= Factions (Divergent) =

Societal divisions in the Divergent fictional universe

In the Divergent book trilogy and film series, factions are societal divisions in a post-apocalyptic Chicago that classify citizens based on their aptitudes and values. The factions are Dauntless, Amity, Erudite, Abnegation, and Candor. Each faction was formed under the belief that one of its dedications will fix all the world's problems. On an appointed day every year, 16-year-olds select the faction to which they will devote the rest of their lives after they take a placement test by dropping their own blood into a substance.

- The Dauntless are the brave who believe cowardice is the source of humans' problems. They are the soldiers and police who protect the city. Their chosen color is black, their symbol is fire, and their substance in the Choosing Ceremony is lit coal.
- The Amity are the peaceful who believe war is the cause of humans' problems. They mainly work as farmers, but they can also be counselors and caretakers. Their chosen color is red (though they also wear yellow), their symbol is a tree, and their substance in the Choosing Ceremony is soil.
- The Erudite are the intelligent who believe ignorance is the cause of human problems. They make up the librarians, doctors, scientists, engineers, economists, and teachers. Their chosen color is blue, their symbol is an eye, and their substance in the Choosing Ceremony is water.
- The Abnegation are the selfless who believe greed is the source of all the world's problems. They are in charge of the government. Their chosen color is gray, their symbol is one hand reaching out to another, and their substance in the Choosing Ceremony are smooth gray stones.
- The Candor are the honest who believe deception is the cause of human problems. They are in charge of the law. Their chosen colors are black and white, their symbol is a set of unbalanced scales, and their substance in the Choosing Ceremony is glass.
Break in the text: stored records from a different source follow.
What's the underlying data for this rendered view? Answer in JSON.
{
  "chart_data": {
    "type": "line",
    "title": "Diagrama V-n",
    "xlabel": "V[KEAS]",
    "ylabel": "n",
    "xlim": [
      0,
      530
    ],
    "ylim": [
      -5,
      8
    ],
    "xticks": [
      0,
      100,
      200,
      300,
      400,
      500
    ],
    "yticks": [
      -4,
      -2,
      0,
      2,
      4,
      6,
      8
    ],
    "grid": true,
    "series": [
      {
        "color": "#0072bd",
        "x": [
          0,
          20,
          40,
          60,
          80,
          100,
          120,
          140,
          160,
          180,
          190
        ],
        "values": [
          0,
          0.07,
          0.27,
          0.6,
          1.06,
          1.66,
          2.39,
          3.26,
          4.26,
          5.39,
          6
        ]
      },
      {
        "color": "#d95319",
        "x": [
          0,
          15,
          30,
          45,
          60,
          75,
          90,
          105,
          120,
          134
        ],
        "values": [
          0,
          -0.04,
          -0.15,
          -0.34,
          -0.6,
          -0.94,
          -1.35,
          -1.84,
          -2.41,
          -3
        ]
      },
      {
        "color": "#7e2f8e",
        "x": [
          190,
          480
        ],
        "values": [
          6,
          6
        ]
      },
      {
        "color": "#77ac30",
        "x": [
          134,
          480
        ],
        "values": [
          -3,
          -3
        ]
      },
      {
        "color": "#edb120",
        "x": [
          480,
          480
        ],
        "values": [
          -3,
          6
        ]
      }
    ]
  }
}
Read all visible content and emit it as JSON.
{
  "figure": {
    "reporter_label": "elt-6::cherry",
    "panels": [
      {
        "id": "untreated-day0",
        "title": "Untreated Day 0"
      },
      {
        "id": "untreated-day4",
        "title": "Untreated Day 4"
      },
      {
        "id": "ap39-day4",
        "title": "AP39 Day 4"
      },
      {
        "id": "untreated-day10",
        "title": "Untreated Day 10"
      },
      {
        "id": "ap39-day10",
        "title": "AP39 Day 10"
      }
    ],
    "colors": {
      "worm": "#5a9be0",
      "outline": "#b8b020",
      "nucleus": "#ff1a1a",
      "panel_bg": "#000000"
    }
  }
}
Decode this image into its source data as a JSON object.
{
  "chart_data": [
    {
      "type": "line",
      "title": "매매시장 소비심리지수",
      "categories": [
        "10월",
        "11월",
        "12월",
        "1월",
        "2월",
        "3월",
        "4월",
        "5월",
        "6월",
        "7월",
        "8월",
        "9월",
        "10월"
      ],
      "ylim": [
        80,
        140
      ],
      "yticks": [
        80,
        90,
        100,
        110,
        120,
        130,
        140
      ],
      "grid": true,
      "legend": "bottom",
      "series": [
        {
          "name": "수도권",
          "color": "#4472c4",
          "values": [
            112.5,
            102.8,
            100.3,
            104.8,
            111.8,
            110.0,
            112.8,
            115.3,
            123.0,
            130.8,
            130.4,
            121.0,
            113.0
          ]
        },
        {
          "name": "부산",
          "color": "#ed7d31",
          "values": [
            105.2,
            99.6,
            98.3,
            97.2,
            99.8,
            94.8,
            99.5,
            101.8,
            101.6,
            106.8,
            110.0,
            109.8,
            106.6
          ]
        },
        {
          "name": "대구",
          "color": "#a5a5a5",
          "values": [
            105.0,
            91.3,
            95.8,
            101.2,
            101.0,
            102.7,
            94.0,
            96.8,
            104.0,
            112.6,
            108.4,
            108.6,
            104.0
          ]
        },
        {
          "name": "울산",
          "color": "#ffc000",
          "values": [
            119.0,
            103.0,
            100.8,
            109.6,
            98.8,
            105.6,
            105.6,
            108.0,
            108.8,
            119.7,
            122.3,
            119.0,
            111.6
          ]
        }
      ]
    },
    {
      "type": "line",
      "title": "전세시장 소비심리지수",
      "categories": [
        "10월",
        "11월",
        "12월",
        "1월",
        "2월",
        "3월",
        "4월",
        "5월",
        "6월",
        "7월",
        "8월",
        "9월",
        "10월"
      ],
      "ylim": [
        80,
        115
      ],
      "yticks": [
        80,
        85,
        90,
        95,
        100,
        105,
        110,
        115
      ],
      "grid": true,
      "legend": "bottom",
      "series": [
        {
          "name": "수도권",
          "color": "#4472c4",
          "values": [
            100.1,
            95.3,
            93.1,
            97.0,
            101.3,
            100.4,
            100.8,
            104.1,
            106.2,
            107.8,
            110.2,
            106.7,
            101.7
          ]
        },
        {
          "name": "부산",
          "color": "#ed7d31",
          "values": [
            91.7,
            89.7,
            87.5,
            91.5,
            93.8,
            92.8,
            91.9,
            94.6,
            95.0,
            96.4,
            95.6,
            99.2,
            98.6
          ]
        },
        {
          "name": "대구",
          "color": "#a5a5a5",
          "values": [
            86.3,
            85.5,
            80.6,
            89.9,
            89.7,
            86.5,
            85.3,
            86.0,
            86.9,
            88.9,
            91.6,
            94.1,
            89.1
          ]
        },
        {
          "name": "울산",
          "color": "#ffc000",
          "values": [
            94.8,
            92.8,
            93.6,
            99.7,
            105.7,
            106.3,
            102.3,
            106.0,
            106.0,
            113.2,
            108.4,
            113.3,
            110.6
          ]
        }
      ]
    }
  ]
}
In an interview, Veronica Roth describes the factions to have expanded from her initial conception when she did world building. She added Candor to fill "a gap in the reasoning behind the world that needed to be filled."

Many reviews for the Divergent novels criticize the social structures that create the factions within the novel. For example, the Kirkus Reviews on the first novel called the social structure a "preposterous premise."